PRIVATE CLOUD 106 is similar to public cloud 105, except that the computing resources are only available for use by a single enterprise. While private cloud 106 is depicted as being in communication with WAN 102, in other embodiments a private cloud may be disconnected from the internet entirely and only accessible through a local/private network. A hybrid cloud is a composition of multiple clouds of different types (for example, private, community or public cloud types), often respectively implemented by different vendors. Each of the multiple clouds remains a separate and discrete entity, but the larger hybrid cloud architecture is bound together by standardized or proprietary technology that enables orchestration, management, and/or data/application portability between the multiple constituent clouds. In this embodiment, public cloud 105 and private cloud 106 are both part of a larger hybrid cloud.
One or more embodiments of the invention, or elements thereof, can thus be implemented in the form of an apparatus including a memory and at least one processor that is coupled to the memory and operative to perform exemplary method steps.
It should be noted that any of the methods described herein can include an additional step of providing a system comprising distinct software modules embodied on a computer readable storage medium; the modules can include, for example, any or all of the appropriate elements depicted in the block diagrams and/or described herein; by way of example and not limitation, any one, some or all of the modules/blocks and or sub-modules/sub-blocks described. The method steps can then be carried out using the distinct software modules and/or sub-modules of the system, as described above, executing on one or more hardware processors.
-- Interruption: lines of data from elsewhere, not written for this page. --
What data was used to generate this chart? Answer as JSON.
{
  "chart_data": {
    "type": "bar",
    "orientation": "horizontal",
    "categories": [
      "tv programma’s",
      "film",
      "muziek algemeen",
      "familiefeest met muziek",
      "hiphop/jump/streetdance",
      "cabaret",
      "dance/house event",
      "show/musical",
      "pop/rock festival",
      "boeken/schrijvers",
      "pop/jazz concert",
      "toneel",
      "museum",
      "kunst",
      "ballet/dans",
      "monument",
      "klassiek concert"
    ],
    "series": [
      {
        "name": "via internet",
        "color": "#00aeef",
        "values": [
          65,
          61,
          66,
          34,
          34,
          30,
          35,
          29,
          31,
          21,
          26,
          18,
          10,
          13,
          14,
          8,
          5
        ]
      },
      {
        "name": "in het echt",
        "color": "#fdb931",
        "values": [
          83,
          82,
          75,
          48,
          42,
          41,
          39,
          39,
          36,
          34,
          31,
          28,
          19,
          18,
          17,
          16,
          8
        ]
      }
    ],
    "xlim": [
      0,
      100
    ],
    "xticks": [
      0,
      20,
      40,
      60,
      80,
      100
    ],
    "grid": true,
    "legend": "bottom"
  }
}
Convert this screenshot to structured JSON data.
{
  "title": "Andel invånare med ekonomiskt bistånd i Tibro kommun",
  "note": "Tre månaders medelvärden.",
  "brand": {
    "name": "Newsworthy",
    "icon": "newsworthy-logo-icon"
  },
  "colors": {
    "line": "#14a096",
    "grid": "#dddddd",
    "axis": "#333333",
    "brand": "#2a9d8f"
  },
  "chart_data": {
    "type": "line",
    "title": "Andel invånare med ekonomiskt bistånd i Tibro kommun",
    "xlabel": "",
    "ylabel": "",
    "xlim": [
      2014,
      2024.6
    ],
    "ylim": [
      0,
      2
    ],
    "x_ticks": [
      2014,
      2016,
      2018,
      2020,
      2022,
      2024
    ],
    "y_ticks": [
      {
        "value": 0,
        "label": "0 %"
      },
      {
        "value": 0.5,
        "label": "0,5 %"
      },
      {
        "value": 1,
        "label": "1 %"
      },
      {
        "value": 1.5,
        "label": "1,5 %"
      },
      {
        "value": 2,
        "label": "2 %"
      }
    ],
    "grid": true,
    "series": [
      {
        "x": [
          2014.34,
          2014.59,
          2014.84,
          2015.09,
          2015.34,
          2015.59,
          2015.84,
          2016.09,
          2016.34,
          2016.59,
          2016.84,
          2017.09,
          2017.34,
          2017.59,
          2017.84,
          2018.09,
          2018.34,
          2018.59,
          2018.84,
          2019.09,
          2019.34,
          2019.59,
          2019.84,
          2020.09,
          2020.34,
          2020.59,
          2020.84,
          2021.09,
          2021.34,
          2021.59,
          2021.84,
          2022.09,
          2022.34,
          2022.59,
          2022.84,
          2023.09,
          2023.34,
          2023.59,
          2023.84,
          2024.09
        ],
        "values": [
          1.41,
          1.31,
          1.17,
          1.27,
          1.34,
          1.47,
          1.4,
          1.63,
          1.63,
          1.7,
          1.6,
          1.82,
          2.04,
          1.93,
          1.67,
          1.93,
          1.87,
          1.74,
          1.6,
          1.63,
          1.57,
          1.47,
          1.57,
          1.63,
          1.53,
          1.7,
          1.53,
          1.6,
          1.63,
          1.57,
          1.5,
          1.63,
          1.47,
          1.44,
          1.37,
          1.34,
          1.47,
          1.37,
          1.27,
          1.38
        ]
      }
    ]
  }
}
Further, a computer program product can include a computer-readable storage medium with code adapted to be implemented to carry out one or more method steps described herein, including the provision of the system with the distinct software modules.
One example of user interface that could be employed in some cases is hypertext markup language (HTML) code served out by a server or the like, to a browser of a computing device of a user. The HTML is parsed by the browser on the user's computing device to create a graphical user interface (GUI).
The descriptions of the various embodiments of the present invention have been presented for purposes of illustration, but are not intended to be exhaustive or limited to the embodiments disclosed. Many modifications and variations will be apparent to those of ordinary skill in the art without departing from the scope and spirit of the described embodiments. The terminology used herein was chosen to best explain the principles of the embodiments, the practical application or technical improvement over technologies found in the marketplace, or to enable others of ordinary skill in the art to understand the embodiments disclosed herein.